Refus de prêt

Alors que le CREDIGITAL ouvre ses portes, Maître Laurent DENIS nous présente les résultats de sa recherche juridique sur les conséquences du refus de prêt en présence d’un courtier en crédit. A lire absolument !

Entretien d’Eric Debese avec Maître Laurent Denis, Avocat chez www.endroit-avocat.fr
Lundi 22 mars 2021.

Eric Debese : bonjour Cher Maître et Cher Laurent ! Endroit Avocat fait coïncider la sortie des résultats d’une recherche juridique avec le premier Salon « CREDIGITAL », qui réunit ce lundi 22 mars le marché du courtage en crédit, auquel participe Made In Courtage et Endroit Avocat. Encore un sujet qui ressemble à une Fable de La Fontaine : « Le vendeur, l’acquéreur et le courtier » ? Ce travail d’analyse juridique porte sur les conséquences du refus de prêt en présence d’un Courtier en crédit. Pour quelle raison avoir retenu cette thématique ?

Laurent Denis : bonjour Cher Eric et comme toujours, heureux de te retrouver et de partager un moment avec les lecteurs assidus du blog « Made In Courtage » ! Oui, ce lundi 22 mars 2021 se tient le premier « Salon CREDIGITAL ». C’est aussi la semaine de l’éducation financière, du 22 au 28 mars 2021, à laquelle les Courtiers et les IOBSP auraient tant à apporter. Les candidats à l’acquisition immobilière et au crédit ont bien des informations à connaître ; et à apprendre des Courtiers, certainement les mieux placés dans ce domaine. Le refus de prêt n’est évidement pas la situation la plus plaisante pour le Courtier, d’autant qu’il s’agit de l’une des rares professions qu’un Consommateur peut faire travailler pour rien. L’échec de recherche de prêt n’est bien entendu pas le cas dominant, fort heureusement. Mais il peut entraîner une cascade de conséquences : le vendeur du bien pour lequel la vente n’aboutit pas, faute de prêt, peut se retourner contre l’acquéreur qui n’achète finalement pas ; en lui réclamant des compensations financières (indemnité d’immobilisation, clause pénale, dommages et intérêts…) qui peuvent représenter de gros montants. Et l’acquéreur, pour se défendre, peut se retourner vers le Courtier en crédit. Il s’agit d’un contentieux fréquent, bien connu des Tribunaux, mais qui pose des questions de responsabilité nouvelles dès lors qu’il est examiné avec la présence d’un Courtier. Finalement : acquéreur (Client du Courtier) et Courtier en crédit, quelles sont les responsabilités de chacun en cas d’échec d’obtention de prêt ?
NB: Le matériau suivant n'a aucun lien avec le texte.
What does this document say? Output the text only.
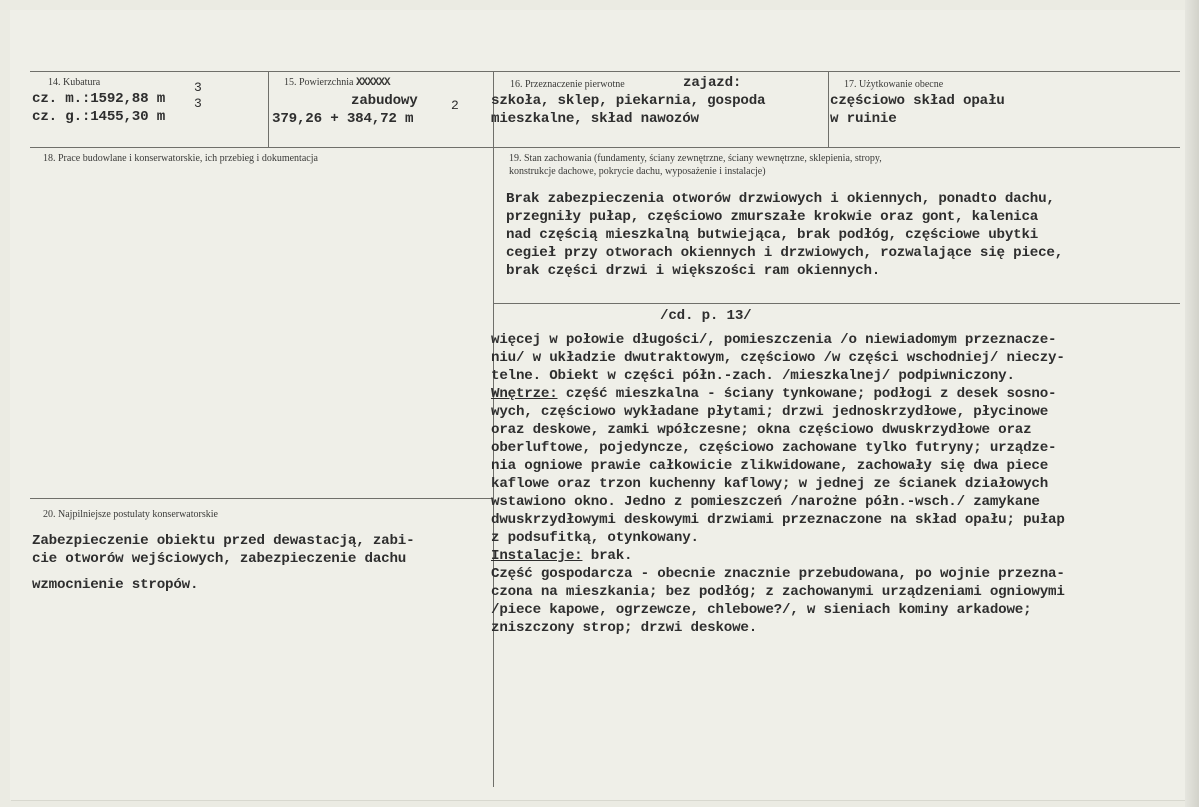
14. Kubatura
cz. m.:1592,88 m
3
cz. g.:1455,30 m
3
15. Powierzchnia XXXXXX
zabudowy
379,26 + 384,72 m
2
16. Przeznaczenie pierwotne	zajazd:
szkoła, sklep, piekarnia, gospoda
mieszkalne, skład nawozów
17. Użytkowanie obecne
częściowo skład opału
w ruinie
18. Prace budowlane i konserwatorskie, ich przebieg i dokumentacja	19. Stan zachowania (fundamenty, ściany zewnętrzne, ściany wewnętrzne, sklepienia, stropy,
konstrukcje dachowe, pokrycie dachu, wyposażenie i instalacje)
Brak zabezpieczenia otworów drzwiowych i okiennych, ponadto dachu,
przegniły pułap, częściowo zmurszałe krokwie oraz gont, kalenica
nad częścią mieszkalną butwiejąca, brak podłóg, częściowe ubytki
cegieł przy otworach okiennych i drzwiowych, rozwalające się piece,
brak części drzwi i większości ram okiennych.
/cd. p. 13/
więcej w połowie długości/, pomieszczenia /o niewiadomym przeznacze-
niu/ w układzie dwutraktowym, częściowo /w części wschodniej/ nieczy-
telne. Obiekt w części półn.-zach. /mieszkalnej/ podpiwniczony.
Wnętrze: część mieszkalna - ściany tynkowane; podłogi z desek sosno-
wych, częściowo wykładane płytami; drzwi jednoskrzydłowe, płycinowe
oraz deskowe, zamki wpółczesne; okna częściowo dwuskrzydłowe oraz
oberluftowe, pojedyncze, częściowo zachowane tylko futryny; urządze-
nia ogniowe prawie całkowicie zlikwidowane, zachowały się dwa piece
kaflowe oraz trzon kuchenny kaflowy; w jednej ze ścianek działowych
wstawiono okno. Jedno z pomieszczeń /narożne półn.-wsch./ zamykane
dwuskrzydłowymi deskowymi drzwiami przeznaczone na skład opału; pułap
z podsufitką, otynkowany.
Instalacje: brak.
Część gospodarcza - obecnie znacznie przebudowana, po wojnie przezna-
czona na mieszkania; bez podłóg; z zachowanymi urządzeniami ogniowymi
/piece kapowe, ogrzewcze, chlebowe?/, w sieniach kominy arkadowe;
zniszczony strop; drzwi deskowe.
20. Najpilniejsze postulaty konserwatorskie
Zabezpieczenie obiektu przed dewastacją, zabi-
cie otworów wejściowych, zabezpieczenie dachu
wzmocnienie stropów.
ED : pourtant, la situation est simple : pas de prêt, pas de vente. Et pas de vente, pas de sanction financière pour l’acquéreur qui n’a pas pu obtenir le prêt.

LD : oui, c’est bien la règle juridique de principe. Mais le vendeur peut ne pas se contenter du refus de prêt. Il est en droit de réclamer des preuves ; bien sûr, d’abord : des attestations de refus, comportant des informations précises ; mais aussi des preuves des actes accomplis par le vendeur, donc également par le Courtier en crédit, pour obtenir le prêt. C’est là que les choses peuvent prendre un mauvais tournant. Car il ne faut pas oublier que la preuve de l’échec d’obtention du prêt pèse sur le vendeur. Et que la preuve des obligations d’un Professionnel, comme un Courtier en crédit, incombe au Professionnel, donc au Courtier en crédit. Donc, lorsque le vendeur réclame à l’acquéreur des sommes devant un Tribunal, le Courtier peut se retrouver bien vite sollicité judiciairement, de différentes manières. Et rendre des comptes, c’est-à-dire produire des preuves.

ED : la recherche juridique dont la première partie est publiée par Endroit Avocat ce jour, lundi 22 mars 2021 et la seconde, mercredi 24 mars 2021, met l’accent sur un point essentiel : la recherche du crédit par le Courtier doit correspondre strictement aux caractéristiques du prêt, telles que stipulées dans la promesse ou dans le compromis de vente. C’est l’existence d’un écart entre la promesse et le mandat qui fait flamber le risque juridique, c’est bien cela ?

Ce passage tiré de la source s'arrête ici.